02/09/2010, por Renato Amaral

Renato Amaral, o único dos "4 fominhas" presente no pedal de hoje
Renato Amaral, o único dos "4 fominhas" presente no pedal de hoje

Há muitas semanas não tínhamos tantas histórias num só diário de bordo. A primeira delas é a ausência do Dr. Walner, que não falta nunca (ou não faltava). Outra ausência foi a do Marco Túlio Gagame que agora disse que não passeia mais, só treina. Estreando tivemos o Dr. André (Patrocínio-MG) e retornando ao pedal noturno, João Vitor Duracell, que mais uma vez deu show de roda no seu pai Luís Farol de Carreta!!!
O ponto de encontro da galera foi na Power Bike. Contamos a galera na saída para a matinha do confinamento: éramos 10. Da matinha seguimos em direção às Molas Americanas e ao viveiro de mudas do IEF. Na subida da matinha do IEF o primeiro tombo: Juninho Alcides mergulhou nas folhas secas. Logo depois na mesma subida foi a vez do Luís Farol de Carreta. O Duracell não deixou por menos quando perguntei se foi ele quem caiu: “Não!!! foi o “roia” do meu pai”
Passamos em frente à escola agrícola onde alguns se aventuraram no já famoso globo da morte. E foi lá que o Duracell “pagou língua” e levou um tombão.
O tombo do Duracell no Globo da Morte. O Muleque foi show de roda!
O tombo do Duracell no Globo da Morte. O Muleque foi show de roda!

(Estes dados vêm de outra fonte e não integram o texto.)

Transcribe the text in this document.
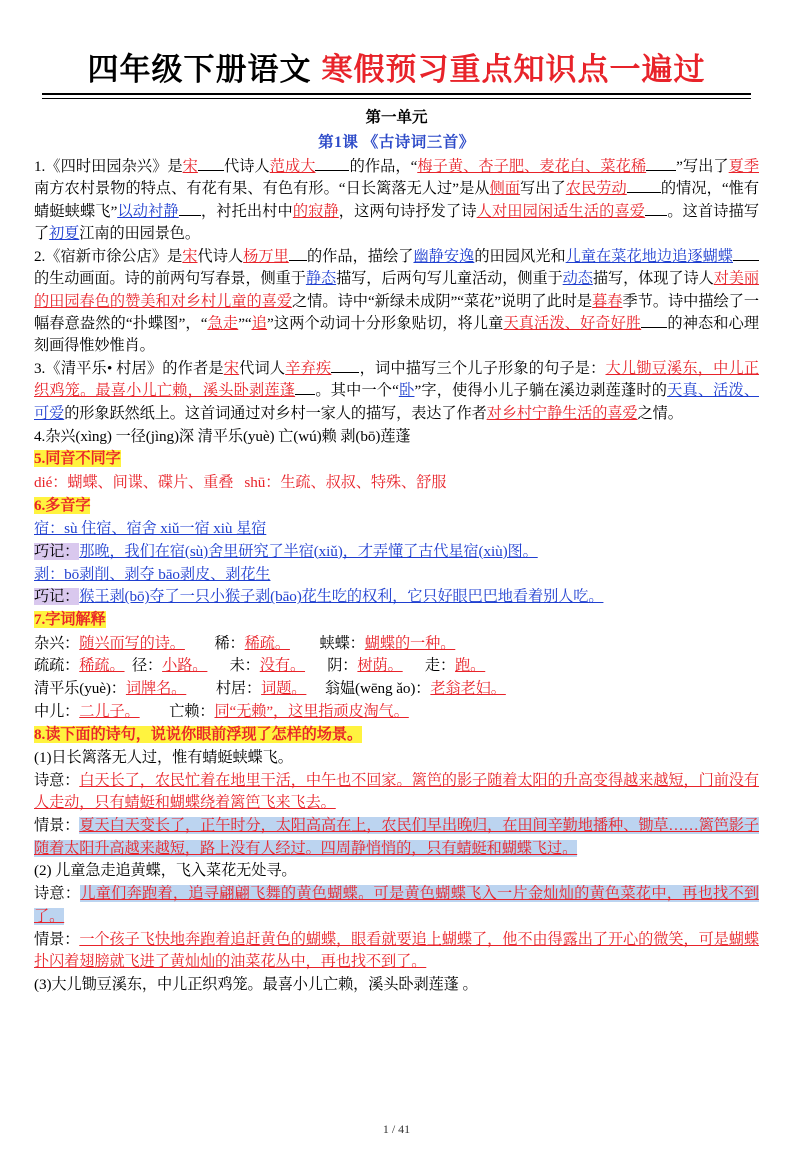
四年级下册语文 寒假预习重点知识点一遍过
第一单元
第1课 《古诗词三首》

1.《四时田园杂兴》是宋 代诗人范成大 的作品，“梅子黄、杏子肥、麦花白、菜花稀 ”写出了夏季南方农村景物的特点、有花有果、有色有形。“日长篱落无人过”是从侧面写出了农民劳动 的情况，“惟有蜻蜓蛱蝶飞”以动衬静 ，衬托出村中的寂静，这两句诗抒发了诗人对田园闲适生活的喜爱 。这首诗描写了初夏江南的田园景色。

2.《宿新市徐公店》是宋代诗人杨万里 的作品，描绘了幽静安逸的田园风光和儿童在菜花地边追逐蝴蝶的生动画面。诗的前两句写春景，侧重于静态描写，后两句写儿童活动，侧重于动态描写，体现了诗人对美丽的田园春色的赞美和对乡村儿童的喜爱之情。诗中“新绿未成阴”“菜花”说明了此时是暮春季节。诗中描绘了一幅春意盎然的“扑蝶图”，“急走”“追”这两个动词十分形象贴切，将儿童天真活泼、好奇好胜 的神态和心理刻画得惟妙惟肖。

3.《清平乐• 村居》的作者是宋代词人辛弃疾 ，词中描写三个儿子形象的句子是：大儿锄豆溪东，中儿正织鸡笼。最喜小儿亡赖，溪头卧剥莲蓬 。其中一个“卧”字，使得小儿子躺在溪边剥莲蓬时的天真、活泼、可爱的形象跃然纸上。这首词通过对乡村一家人的描写，表达了作者对乡村宁静生活的喜爱之情。

4.杂兴(xìng) 一径(jìng)深 清平乐(yuè) 亡(wú)赖 剥(bō)莲蓬

5.同音不同字

dié：蝴蝶、间谍、碟片、重叠 shū：生疏、叔叔、特殊、舒服

6.多音字

宿：sù 住宿、宿舍 xiǔ一宿 xiù 星宿

巧记：那晚，我们在宿(sù)舍里研究了半宿(xiǔ)，才弄懂了古代星宿(xiù)图。

剥：bō剥削、剥夺 bāo剥皮、剥花生

巧记：猴王剥(bō)夺了一只小猴子剥(bāo)花生吃的权利，它只好眼巴巴地看着别人吃。

7.字词解释

杂兴：随兴而写的诗。 稀：稀疏。 蛱蝶：蝴蝶的一种。

疏疏：稀疏。 径：小路。 未：没有。 阴：树荫。 走：跑。

清平乐(yuè)：词牌名。 村居：词题。 翁媪(wēng ǎo)：老翁老妇。

中儿：二儿子。 亡赖：同“无赖”，这里指顽皮淘气。

8.读下面的诗句，说说你眼前浮现了怎样的场景。

(1)日长篱落无人过，惟有蜻蜓蛱蝶飞。

诗意：白天长了，农民忙着在地里干活，中午也不回家。篱笆的影子随着太阳的升高变得越来越短，门前没有人走动，只有蜻蜓和蝴蝶绕着篱笆飞来飞去。

情景：夏天白天变长了，正午时分，太阳高高在上，农民们早出晚归，在田间辛勤地播种、锄草……篱笆影子随着太阳升高越来越短，路上没有人经过。四周静悄悄的，只有蜻蜓和蝴蝶飞过。

(2) 儿童急走追黄蝶，飞入菜花无处寻。

诗意：儿童们奔跑着，追寻翩翩飞舞的黄色蝴蝶。可是黄色蝴蝶飞入一片金灿灿的黄色菜花中，再也找不到了。

情景：一个孩子飞快地奔跑着追赶黄色的蝴蝶，眼看就要追上蝴蝶了，他不由得露出了开心的微笑，可是蝴蝶扑闪着翅膀就飞进了黄灿灿的油菜花丛中，再也找不到了。

(3)大儿锄豆溪东，中儿正织鸡笼。最喜小儿亡赖，溪头卧剥莲蓬 。

1 / 41
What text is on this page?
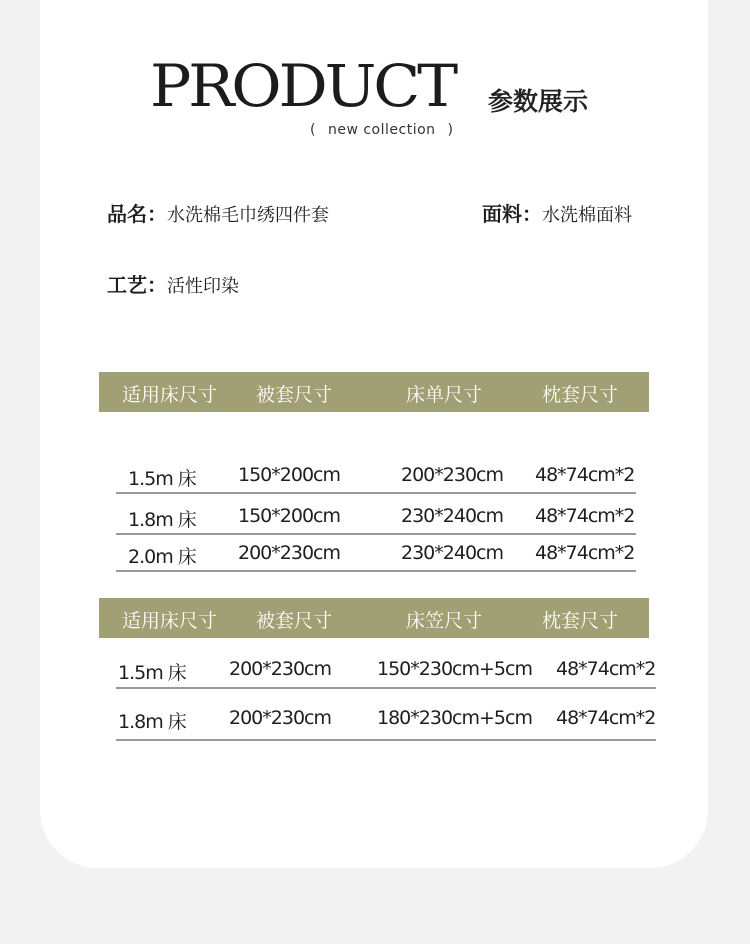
PRODUCT 参数展示
( new collection )
品名：水洗棉毛巾绣四件套	面料：水洗棉面料
工艺：活性印染
适用床尺寸 被套尺寸	床单尺寸	枕套尺寸
1.5m 床 150*200cm	200*230cm 48*74cm*2
1.8m 床 150*200cm	230*240cm 48*74cm*2
2.0m 床 200*230cm	230*240cm 48*74cm*2
适用床尺寸 被套尺寸	床笠尺寸	枕套尺寸
1.5m 床 200*230cm 150*230cm+5cm 48*74cm*2
1.8m 床 200*230cm 180*230cm+5cm 48*74cm*2
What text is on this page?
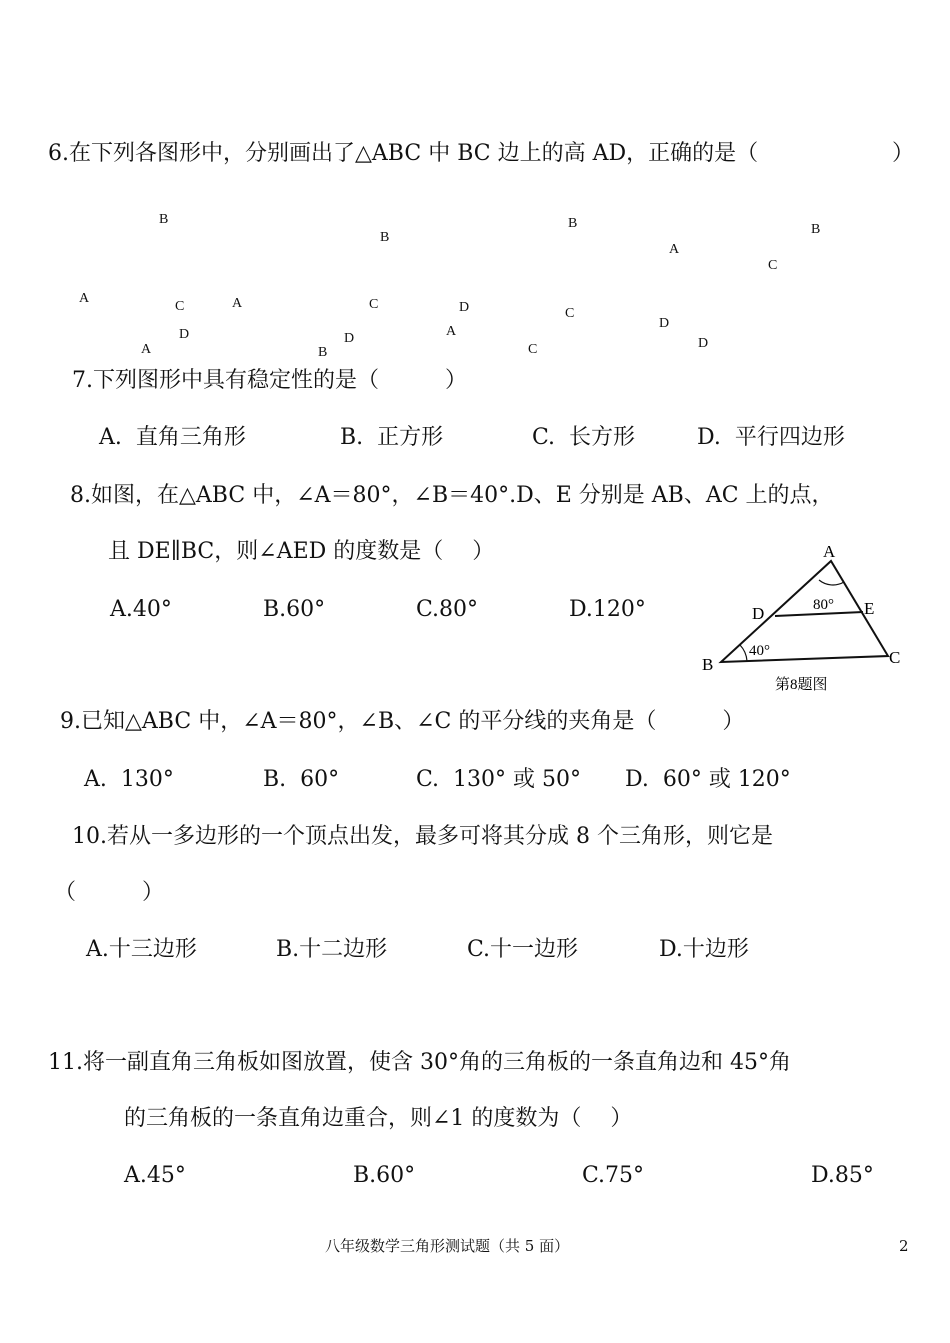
6.在下列各图形中，分别画出了△ABC 中 BC 边上的高 AD，正确的是（	）
B
A
C
D
A
B
A	C
D
B
B
D	C
A
C
B
A
C
D
D
7.下列图形中具有稳定性的是（　　　）
A.  直角三角形	B.  正方形	C.  长方形	D.  平行四边形
8.如图，在△ABC 中，∠A＝80°，∠B＝40°.D、E 分别是 AB、AC 上的点，
且 DE∥BC，则∠AED 的度数是（　 ）
A.40°	B.60°	C.80°	D.120°
A
B	C
D	E
80°
40°
第8题图
9.已知△ABC 中，∠A＝80°，∠B、∠C 的平分线的夹角是（　　　）
A.  130°	B.  60°	C.  130° 或 50° D.  60° 或 120°
10.若从一多边形的一个顶点出发，最多可将其分成 8 个三角形，则它是
（　　　）
A.十三边形	B.十二边形	C.十一边形	D.十边形
11.将一副直角三角板如图放置，使含 30°角的三角板的一条直角边和 45°角
的三角板的一条直角边重合，则∠1 的度数为（　 ）
A.45°	B.60°	C.75°	D.85°
八年级数学三角形测试题（共 5 面）	2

Aí começou a saga: descemos em direção à trilha da vaca atolada, subimos, ligamos pro Banhão, descemos de novo, erramos, voltamos, erramos de novo e quando tudo parecia perdido, encontramos a trilha certa. E na travessia do córrego mais um tombo, mas só a bike do Cadu que caiu dentro d’água e descobrimos que sua lanterna é à prova d’água.
Chegamos ao bairro Eldorado sem muito atraso, pois havíamos puxado o ritmo no início da trilha. Se o Gagame tivesse ido ele diria: “Ainda dá tempo de ver a “plaça” é nossa!”.
Essa semana fica um abraço especial pra turma de alunos da Escola Municipal “Frei Leopoldo” de Patos de Minas. Eles estão fazendo uma matéria para o jornal da escola sobre o noispedala. Já conhecem o site, o esporte mountain bike e vão ouvir, conversar e entrevistar um dos idealizadores do site: o Magela.
Ah, e aquela abraço para a galera que vai pedalar no feriadão na Serra do Cipó. Boa viagem galera! E voltem com muitas histórias para contar.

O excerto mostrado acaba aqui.